どうも気になる現象が、アラブ世界では、始まっているようだ。これまでは、石油施設に対する攻撃は、無言の了解の下に、各国が実施しないで来た時期が長い。60年代から80年代、あるいは90年代にも、石油施設に対する直接的な攻撃は、起こる件数が、極めて少なかったのではないだろうか。
ところがいまの時期になり、石油施設への攻撃が明確に、増加しているような気がする。その最たるものは、イエメンによるサウジアラビアの、石油施設への攻撃だ。ドローンを使い、石油貯蔵所やパイプ・ラインに対する攻撃が、起こるようになっている。

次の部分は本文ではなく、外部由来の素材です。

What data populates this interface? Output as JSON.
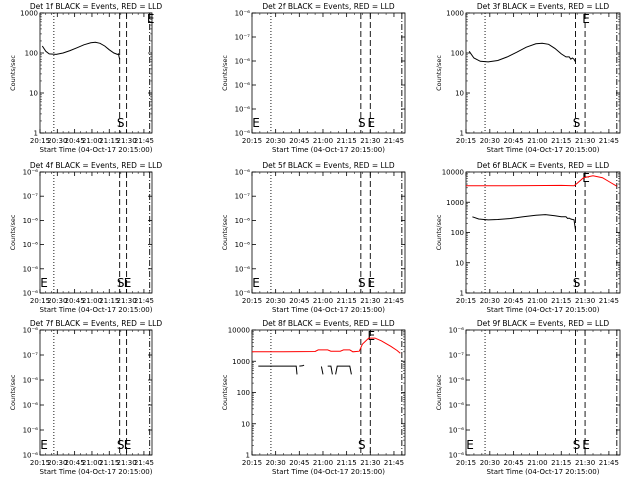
{
  "figure": {
    "panels": [
      {
        "title": "Det 1f BLACK = Events, RED = LLD",
        "ylabel": "Counts/sec",
        "xlabel": "Start Time (04-Oct-17 20:15:00)"
      },
      {
        "title": "Det 2f BLACK = Events, RED = LLD",
        "ylabel": "Counts/sec",
        "xlabel": "Start Time (04-Oct-17 20:15:00)"
      },
      {
        "title": "Det 3f BLACK = Events, RED = LLD",
        "ylabel": "Counts/sec",
        "xlabel": "Start Time (04-Oct-17 20:15:00)"
      },
      {
        "title": "Det 4f BLACK = Events, RED = LLD",
        "ylabel": "Counts/sec",
        "xlabel": "Start Time (04-Oct-17 20:15:00)"
      },
      {
        "title": "Det 5f BLACK = Events, RED = LLD",
        "ylabel": "Counts/sec",
        "xlabel": "Start Time (04-Oct-17 20:15:00)"
      },
      {
        "title": "Det 6f BLACK = Events, RED = LLD",
        "ylabel": "Counts/sec",
        "xlabel": "Start Time (04-Oct-17 20:15:00)"
      },
      {
        "title": "Det 7f BLACK = Events, RED = LLD",
        "ylabel": "Counts/sec",
        "xlabel": "Start Time (04-Oct-17 20:15:00)"
      },
      {
        "title": "Det 8f BLACK = Events, RED = LLD",
        "ylabel": "Counts/sec",
        "xlabel": "Start Time (04-Oct-17 20:15:00)"
      },
      {
        "title": "Det 9f BLACK = Events, RED = LLD",
        "ylabel": "Counts/sec",
        "xlabel": "Start Time (04-Oct-17 20:15:00)"
      }
    ]
  },
  "chart_data": [
    {
      "type": "line",
      "panel": 1,
      "title": "Det 1f BLACK = Events, RED = LLD",
      "xlabel": "Start Time (04-Oct-17 20:15:00)",
      "ylabel": "Counts/sec",
      "x_ticks": [
        "20:15",
        "20:30",
        "20:45",
        "21:00",
        "21:15",
        "21:30",
        "21:45"
      ],
      "xlim_minutes": [
        0,
        97
      ],
      "y_scale": "log",
      "ylim": [
        1,
        1000
      ],
      "y_ticks": [
        "1",
        "10",
        "100",
        "1000"
      ],
      "markers": [
        {
          "label": "",
          "x_minutes": 12,
          "style": "dotted"
        },
        {
          "label": "S",
          "x_minutes": 69,
          "style": "dashed"
        },
        {
          "label": "",
          "x_minutes": 75,
          "style": "dashed"
        },
        {
          "label": "E",
          "x_minutes": 95,
          "style": "dashdot"
        }
      ],
      "series": [
        {
          "color": "#000000",
          "points": [
            [
              2,
              150
            ],
            [
              5,
              110
            ],
            [
              8,
              95
            ],
            [
              14,
              92
            ],
            [
              20,
              100
            ],
            [
              26,
              115
            ],
            [
              32,
              135
            ],
            [
              38,
              160
            ],
            [
              44,
              180
            ],
            [
              48,
              185
            ],
            [
              52,
              175
            ],
            [
              56,
              150
            ],
            [
              60,
              120
            ],
            [
              64,
              100
            ],
            [
              66,
              95
            ],
            [
              67,
              92
            ],
            [
              68,
              95
            ],
            [
              68.5,
              80
            ],
            [
              69,
              70
            ]
          ]
        }
      ]
    },
    {
      "type": "line",
      "panel": 2,
      "title": "Det 2f BLACK = Events, RED = LLD",
      "xlabel": "Start Time (04-Oct-17 20:15:00)",
      "ylabel": "Counts/sec",
      "x_ticks": [
        "20:15",
        "20:30",
        "20:45",
        "21:00",
        "21:15",
        "21:30",
        "21:45"
      ],
      "xlim_minutes": [
        0,
        97
      ],
      "y_scale": "log",
      "ylim": [
        1,
        1e-06
      ],
      "y_ticks": [
        "10⁻⁶",
        "10⁻⁶",
        "10⁻⁶",
        "10⁻⁶",
        "10⁻⁷",
        "10⁻⁶"
      ],
      "markers": [
        {
          "label": "",
          "x_minutes": 12,
          "style": "dotted"
        },
        {
          "label": "S",
          "x_minutes": 69,
          "style": "dashed"
        },
        {
          "label": "E",
          "x_minutes": 75,
          "style": "dashed"
        },
        {
          "label": "",
          "x_minutes": 95,
          "style": "dashdot"
        }
      ],
      "corner_label": "E",
      "series": []
    },
    {
      "type": "line",
      "panel": 3,
      "title": "Det 3f BLACK = Events, RED = LLD",
      "xlabel": "Start Time (04-Oct-17 20:15:00)",
      "ylabel": "Counts/sec",
      "x_ticks": [
        "20:15",
        "20:30",
        "20:45",
        "21:00",
        "21:15",
        "21:30",
        "21:45"
      ],
      "xlim_minutes": [
        0,
        97
      ],
      "y_scale": "log",
      "ylim": [
        1,
        1000
      ],
      "y_ticks": [
        "1",
        "10",
        "100",
        "1000"
      ],
      "markers": [
        {
          "label": "",
          "x_minutes": 12,
          "style": "dotted"
        },
        {
          "label": "S",
          "x_minutes": 69,
          "style": "dashed"
        },
        {
          "label": "E",
          "x_minutes": 75,
          "style": "dashed"
        },
        {
          "label": "",
          "x_minutes": 95,
          "style": "dashdot"
        }
      ],
      "series": [
        {
          "color": "#000000",
          "points": [
            [
              2,
              110
            ],
            [
              5,
              75
            ],
            [
              9,
              62
            ],
            [
              14,
              60
            ],
            [
              20,
              65
            ],
            [
              26,
              80
            ],
            [
              32,
              105
            ],
            [
              38,
              140
            ],
            [
              44,
              170
            ],
            [
              48,
              175
            ],
            [
              52,
              165
            ],
            [
              56,
              130
            ],
            [
              60,
              95
            ],
            [
              63,
              80
            ],
            [
              65,
              80
            ],
            [
              66,
              70
            ],
            [
              67,
              75
            ],
            [
              68,
              70
            ],
            [
              69,
              60
            ]
          ]
        }
      ]
    },
    {
      "type": "line",
      "panel": 4,
      "title": "Det 4f BLACK = Events, RED = LLD",
      "xlabel": "Start Time (04-Oct-17 20:15:00)",
      "ylabel": "Counts/sec",
      "x_ticks": [
        "20:15",
        "20:30",
        "20:45",
        "21:00",
        "21:15",
        "21:30",
        "21:45"
      ],
      "xlim_minutes": [
        0,
        97
      ],
      "y_scale": "log",
      "ylim": [
        1,
        1e-06
      ],
      "y_ticks": [
        "10⁻⁶",
        "10⁻⁶",
        "10⁻⁶",
        "10⁻⁶",
        "10⁻⁷",
        "10⁻⁶"
      ],
      "markers": [
        {
          "label": "",
          "x_minutes": 12,
          "style": "dotted"
        },
        {
          "label": "S",
          "x_minutes": 69,
          "style": "dashed"
        },
        {
          "label": "E",
          "x_minutes": 75,
          "style": "dashed"
        },
        {
          "label": "",
          "x_minutes": 95,
          "style": "dashdot"
        }
      ],
      "corner_label": "E",
      "series": []
    },
    {
      "type": "line",
      "panel": 5,
      "title": "Det 5f BLACK = Events, RED = LLD",
      "xlabel": "Start Time (04-Oct-17 20:15:00)",
      "ylabel": "Counts/sec",
      "x_ticks": [
        "20:15",
        "20:30",
        "20:45",
        "21:00",
        "21:15",
        "21:30",
        "21:45"
      ],
      "xlim_minutes": [
        0,
        97
      ],
      "y_scale": "log",
      "ylim": [
        1,
        1e-06
      ],
      "y_ticks": [
        "10⁻⁶",
        "10⁻⁶",
        "10⁻⁶",
        "10⁻⁶",
        "10⁻⁷",
        "10⁻⁶"
      ],
      "markers": [
        {
          "label": "",
          "x_minutes": 12,
          "style": "dotted"
        },
        {
          "label": "S",
          "x_minutes": 69,
          "style": "dashed"
        },
        {
          "label": "E",
          "x_minutes": 75,
          "style": "dashed"
        },
        {
          "label": "",
          "x_minutes": 95,
          "style": "dashdot"
        }
      ],
      "corner_label": "E",
      "series": []
    },
    {
      "type": "line",
      "panel": 6,
      "title": "Det 6f BLACK = Events, RED = LLD",
      "xlabel": "Start Time (04-Oct-17 20:15:00)",
      "ylabel": "Counts/sec",
      "x_ticks": [
        "20:15",
        "20:30",
        "20:45",
        "21:00",
        "21:15",
        "21:30",
        "21:45"
      ],
      "xlim_minutes": [
        0,
        97
      ],
      "y_scale": "log",
      "ylim": [
        1,
        10000
      ],
      "y_ticks": [
        "1",
        "10",
        "100",
        "1000",
        "10000"
      ],
      "markers": [
        {
          "label": "",
          "x_minutes": 12,
          "style": "dotted"
        },
        {
          "label": "S",
          "x_minutes": 69,
          "style": "dashed"
        },
        {
          "label": "E",
          "x_minutes": 75,
          "style": "dashed"
        },
        {
          "label": "",
          "x_minutes": 95,
          "style": "dashdot"
        }
      ],
      "series": [
        {
          "color": "#ff0000",
          "points": [
            [
              0,
              3500
            ],
            [
              20,
              3500
            ],
            [
              40,
              3550
            ],
            [
              60,
              3600
            ],
            [
              68,
              3500
            ],
            [
              70,
              4200
            ],
            [
              74,
              6500
            ],
            [
              80,
              7500
            ],
            [
              86,
              6500
            ],
            [
              91,
              4500
            ],
            [
              95,
              3400
            ]
          ]
        },
        {
          "color": "#000000",
          "points": [
            [
              4,
              330
            ],
            [
              8,
              280
            ],
            [
              14,
              260
            ],
            [
              20,
              270
            ],
            [
              28,
              290
            ],
            [
              36,
              330
            ],
            [
              44,
              370
            ],
            [
              50,
              390
            ],
            [
              56,
              360
            ],
            [
              60,
              330
            ],
            [
              63,
              330
            ],
            [
              64,
              290
            ],
            [
              65,
              300
            ],
            [
              66,
              280
            ],
            [
              67,
              270
            ],
            [
              68,
              265
            ],
            [
              69,
              120
            ]
          ]
        }
      ]
    },
    {
      "type": "line",
      "panel": 7,
      "title": "Det 7f BLACK = Events, RED = LLD",
      "xlabel": "Start Time (04-Oct-17 20:15:00)",
      "ylabel": "Counts/sec",
      "x_ticks": [
        "20:15",
        "20:30",
        "20:45",
        "21:00",
        "21:15",
        "21:30",
        "21:45"
      ],
      "xlim_minutes": [
        0,
        97
      ],
      "y_scale": "log",
      "ylim": [
        1,
        1e-06
      ],
      "y_ticks": [
        "10⁻⁶",
        "10⁻⁶",
        "10⁻⁶",
        "10⁻⁶",
        "10⁻⁷",
        "10⁻⁶"
      ],
      "markers": [
        {
          "label": "",
          "x_minutes": 12,
          "style": "dotted"
        },
        {
          "label": "S",
          "x_minutes": 69,
          "style": "dashed"
        },
        {
          "label": "E",
          "x_minutes": 75,
          "style": "dashed"
        },
        {
          "label": "",
          "x_minutes": 95,
          "style": "dashdot"
        }
      ],
      "corner_label": "E",
      "series": []
    },
    {
      "type": "line",
      "panel": 8,
      "title": "Det 8f BLACK = Events, RED = LLD",
      "xlabel": "Start Time (04-Oct-17 20:15:00)",
      "ylabel": "Counts/sec",
      "x_ticks": [
        "20:15",
        "20:30",
        "20:45",
        "21:00",
        "21:15",
        "21:30",
        "21:45"
      ],
      "xlim_minutes": [
        0,
        97
      ],
      "y_scale": "log",
      "ylim": [
        1,
        10000
      ],
      "y_ticks": [
        "1",
        "10",
        "100",
        "1000",
        "10000"
      ],
      "markers": [
        {
          "label": "",
          "x_minutes": 12,
          "style": "dotted"
        },
        {
          "label": "S",
          "x_minutes": 69,
          "style": "dashed"
        },
        {
          "label": "E",
          "x_minutes": 75,
          "style": "dashed"
        },
        {
          "label": "",
          "x_minutes": 95,
          "style": "dashdot"
        }
      ],
      "series": [
        {
          "color": "#ff0000",
          "points": [
            [
              0,
              2000
            ],
            [
              20,
              2000
            ],
            [
              40,
              2050
            ],
            [
              42,
              2300
            ],
            [
              48,
              2300
            ],
            [
              50,
              2100
            ],
            [
              56,
              2100
            ],
            [
              58,
              2300
            ],
            [
              62,
              2300
            ],
            [
              64,
              2000
            ],
            [
              68,
              2100
            ],
            [
              70,
              3500
            ],
            [
              74,
              5500
            ],
            [
              78,
              5500
            ],
            [
              82,
              4500
            ],
            [
              88,
              3000
            ],
            [
              92,
              2200
            ],
            [
              94,
              1800
            ]
          ]
        },
        {
          "color": "#000000",
          "points": [
            [
              4,
              700
            ],
            [
              28,
              700
            ],
            [
              28.5,
              380
            ]
          ]
        },
        {
          "color": "#000000",
          "points": [
            [
              30,
              700
            ],
            [
              32,
              720
            ],
            [
              33,
              750
            ]
          ]
        },
        {
          "color": "#000000",
          "points": [
            [
              44,
              680
            ],
            [
              45,
              380
            ]
          ]
        },
        {
          "color": "#000000",
          "points": [
            [
              48,
              700
            ],
            [
              50,
              700
            ],
            [
              51,
              380
            ]
          ]
        },
        {
          "color": "#000000",
          "points": [
            [
              53,
              380
            ],
            [
              54,
              700
            ],
            [
              58,
              700
            ],
            [
              62,
              700
            ],
            [
              63,
              380
            ]
          ]
        }
      ]
    },
    {
      "type": "line",
      "panel": 9,
      "title": "Det 9f BLACK = Events, RED = LLD",
      "xlabel": "Start Time (04-Oct-17 20:15:00)",
      "ylabel": "Counts/sec",
      "x_ticks": [
        "20:15",
        "20:30",
        "20:45",
        "21:00",
        "21:15",
        "21:30",
        "21:45"
      ],
      "xlim_minutes": [
        0,
        97
      ],
      "y_scale": "log",
      "ylim": [
        1,
        1e-06
      ],
      "y_ticks": [
        "10⁻⁶",
        "10⁻⁶",
        "10⁻⁶",
        "10⁻⁶",
        "10⁻⁷",
        "10⁻⁶"
      ],
      "markers": [
        {
          "label": "",
          "x_minutes": 12,
          "style": "dotted"
        },
        {
          "label": "S",
          "x_minutes": 69,
          "style": "dashed"
        },
        {
          "label": "E",
          "x_minutes": 75,
          "style": "dashed"
        },
        {
          "label": "",
          "x_minutes": 95,
          "style": "dashdot"
        }
      ],
      "corner_label": "E",
      "series": []
    }
  ]
}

以前、サウジアラビアの石油パイプ・ラインへの攻撃が、イエメンによって行われたときは、このパイプ・ラインが紅海側から、ペルシャ湾側に繋がる、大パイプ・ラインであったために、世界は震撼した。
最近は、イエメンのドローンを使った、サウジアラビアの石油施設に対する攻撃が、頻繁に起こっており、サウジアラビアのシャイバ油田地帯に対する、ドローン10機を使った攻撃が行われた。
シャイバ油田地帯は、サウジアラビア最大のものであり、アラブ首長国連邦に隣接する地域にある。この攻撃では石油貯蔵庫や製油所も、攻撃されているのだ。しかも、イエメン側は今後、攻撃範囲を拡大する、と言っているのだ。
こうしたイエメンによる、サウジアラビアの石油施設に対する、攻撃が行われているのは、サウジアラビアがイエメン内戦に、首を突っ込み攻撃をし始め、それが甚大な被害を、イエメン国民にもたらすようになったからだ。
イエメンによるサウジアラビアの石油施設への、攻撃ばかりではなく、バハレーンの石油施設への、攻撃も起こっている。これは、シャイバ製油所であり、述べるまでも無く、バハレーン最大のものであろう。
バハレーンはサウジアラビアと同じように、シーア派国民に対する、厳しい取締りを続けてきており、先日もシーア派国民に対する、死刑判決が出されたし、多くのバハレーン国民が、国籍を剥奪されてもいる。
そして、そのバハレーンのシーア派国民を、裏で支援しているのはイランだ。イエメンの場合もホウシ・グループを始めとして、イランによる武器や資金のた供与が、噂されている。つまり、イエメンによるサウジアラビアの、石油施設に対するテロも、バハレーンの石油施設に対するテロも、背後でイランが糸を引いている可能性が、あるのではないか。
バハレーンはアラブ湾岸諸国のなかで、最大のアメリカ海軍基地のあるところだ。そこの石油施設に対するテロが続き、大事故にでもなれば、アメリカ海軍は活動出来なくなる、可能性がある。こう考えてみると、最近頻発している、アラブの石油施設に対する攻撃は、アメリカによるイラン包囲作戦に対抗する、イラン側の動きかもしれない。